At the Hatta Honey Bee Discovery Centre, you can don beekeeping suits to get hands-on with real working hives, and taste honey made from ghaf pollen – the UAE’s national tree. Soon, Al Mutuwaiee’s Hatta Strawberry Farm will offer pick-your-own organic fruit, plus farm tours and a coffee shop selling homemade preserves. There are endless hiking trails through the peaks, ancient tribal forts to explore, and almost 40km of graded cycling routes.

Another newbie is Hatta Kayak, a watersports base at Hatta Dam. This vast, tranquil reservoir is surrounded by mountains, its water sparkling like diamonds in the abundant sunshine. It is genuinely stunning, yours to explore by kayak, pedalo or cruise boat, with only a few elegant grey cormorants for company.

Peak-perfect camping

You’d think that, in this nation of five-star hotels, a tent wouldn’t hold much allure, but demand for the area’s campsites is high – little wonder, because they’re utterly beautiful.

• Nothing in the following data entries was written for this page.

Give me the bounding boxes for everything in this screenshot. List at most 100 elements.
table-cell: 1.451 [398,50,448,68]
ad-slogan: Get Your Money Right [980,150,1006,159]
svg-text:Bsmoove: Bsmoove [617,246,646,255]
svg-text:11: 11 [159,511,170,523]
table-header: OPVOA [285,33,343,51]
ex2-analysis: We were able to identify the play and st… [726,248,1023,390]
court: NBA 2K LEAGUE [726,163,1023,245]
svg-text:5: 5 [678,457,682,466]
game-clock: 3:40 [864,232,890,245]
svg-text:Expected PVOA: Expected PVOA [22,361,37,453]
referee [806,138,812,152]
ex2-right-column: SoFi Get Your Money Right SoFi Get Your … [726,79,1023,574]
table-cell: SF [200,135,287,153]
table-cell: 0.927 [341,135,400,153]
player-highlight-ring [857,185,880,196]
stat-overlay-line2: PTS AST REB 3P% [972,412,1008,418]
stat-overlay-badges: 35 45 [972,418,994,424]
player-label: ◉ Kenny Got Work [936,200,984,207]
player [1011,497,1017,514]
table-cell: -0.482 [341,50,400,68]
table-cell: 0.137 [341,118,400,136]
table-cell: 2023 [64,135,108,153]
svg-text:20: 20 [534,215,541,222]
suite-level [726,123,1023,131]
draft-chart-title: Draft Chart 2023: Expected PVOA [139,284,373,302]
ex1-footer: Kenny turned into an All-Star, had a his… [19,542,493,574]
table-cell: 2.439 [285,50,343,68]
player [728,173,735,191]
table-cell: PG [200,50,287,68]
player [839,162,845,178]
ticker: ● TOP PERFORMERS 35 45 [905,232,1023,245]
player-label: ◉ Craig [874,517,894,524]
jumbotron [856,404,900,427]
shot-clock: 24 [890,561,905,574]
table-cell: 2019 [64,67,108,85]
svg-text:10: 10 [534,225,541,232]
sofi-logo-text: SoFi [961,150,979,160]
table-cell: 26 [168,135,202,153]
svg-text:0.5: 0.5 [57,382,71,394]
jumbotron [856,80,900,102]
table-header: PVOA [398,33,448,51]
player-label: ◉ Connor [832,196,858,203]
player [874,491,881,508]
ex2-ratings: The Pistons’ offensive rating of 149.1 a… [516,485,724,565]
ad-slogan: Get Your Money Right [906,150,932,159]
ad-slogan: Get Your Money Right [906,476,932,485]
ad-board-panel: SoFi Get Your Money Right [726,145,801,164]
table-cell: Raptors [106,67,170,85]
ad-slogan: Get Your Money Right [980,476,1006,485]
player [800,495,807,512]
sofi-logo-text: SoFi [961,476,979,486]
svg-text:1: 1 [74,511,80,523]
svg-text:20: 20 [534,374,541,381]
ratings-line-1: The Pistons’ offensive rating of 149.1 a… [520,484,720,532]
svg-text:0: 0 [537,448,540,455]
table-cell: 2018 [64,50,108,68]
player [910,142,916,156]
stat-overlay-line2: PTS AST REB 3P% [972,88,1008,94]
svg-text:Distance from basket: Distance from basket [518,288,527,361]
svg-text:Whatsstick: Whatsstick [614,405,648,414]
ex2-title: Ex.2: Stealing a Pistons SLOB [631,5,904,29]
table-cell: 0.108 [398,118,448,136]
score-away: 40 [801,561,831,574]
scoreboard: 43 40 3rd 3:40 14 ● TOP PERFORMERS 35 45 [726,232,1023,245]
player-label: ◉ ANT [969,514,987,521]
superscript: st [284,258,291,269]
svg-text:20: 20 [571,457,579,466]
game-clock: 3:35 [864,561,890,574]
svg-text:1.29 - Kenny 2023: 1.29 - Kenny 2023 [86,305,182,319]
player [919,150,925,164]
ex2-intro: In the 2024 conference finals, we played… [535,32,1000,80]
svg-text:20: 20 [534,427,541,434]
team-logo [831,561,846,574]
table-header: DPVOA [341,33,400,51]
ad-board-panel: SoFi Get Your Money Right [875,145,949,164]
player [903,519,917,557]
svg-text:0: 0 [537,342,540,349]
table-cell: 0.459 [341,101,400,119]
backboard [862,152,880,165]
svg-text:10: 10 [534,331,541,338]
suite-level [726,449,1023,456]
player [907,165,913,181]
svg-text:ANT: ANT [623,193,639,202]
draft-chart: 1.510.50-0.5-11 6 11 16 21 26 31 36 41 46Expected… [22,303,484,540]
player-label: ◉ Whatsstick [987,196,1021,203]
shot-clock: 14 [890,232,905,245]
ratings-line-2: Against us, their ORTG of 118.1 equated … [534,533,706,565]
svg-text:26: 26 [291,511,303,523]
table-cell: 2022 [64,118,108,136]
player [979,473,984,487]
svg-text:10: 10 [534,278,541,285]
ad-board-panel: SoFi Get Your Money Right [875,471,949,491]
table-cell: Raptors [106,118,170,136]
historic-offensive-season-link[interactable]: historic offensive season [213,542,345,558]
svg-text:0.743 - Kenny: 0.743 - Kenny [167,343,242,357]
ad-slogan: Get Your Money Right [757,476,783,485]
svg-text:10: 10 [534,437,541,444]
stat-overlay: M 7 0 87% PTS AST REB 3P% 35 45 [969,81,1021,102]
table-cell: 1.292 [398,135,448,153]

Mountain vistas, secluded pitches, excellent facilities: a rainy Dorset weekend this is not. Bathrooms and shower blocks are squeaky-clean, and trendy food trucks sell proper coffee, hot dinners, and Arabic specialities such as sweet syrup-drenched luqaimat dumplings. 

“The first time I visited, I couldn’t believe my eyes,” confided Rania Jabar, a Canadian living in Dubai for 16 years, while watching her kids scale Wadi Hub’s climbing wall. “Dubai had a whole new side we never knew existed! Three years later, we come all the time. My children had never camped before, but they love it.”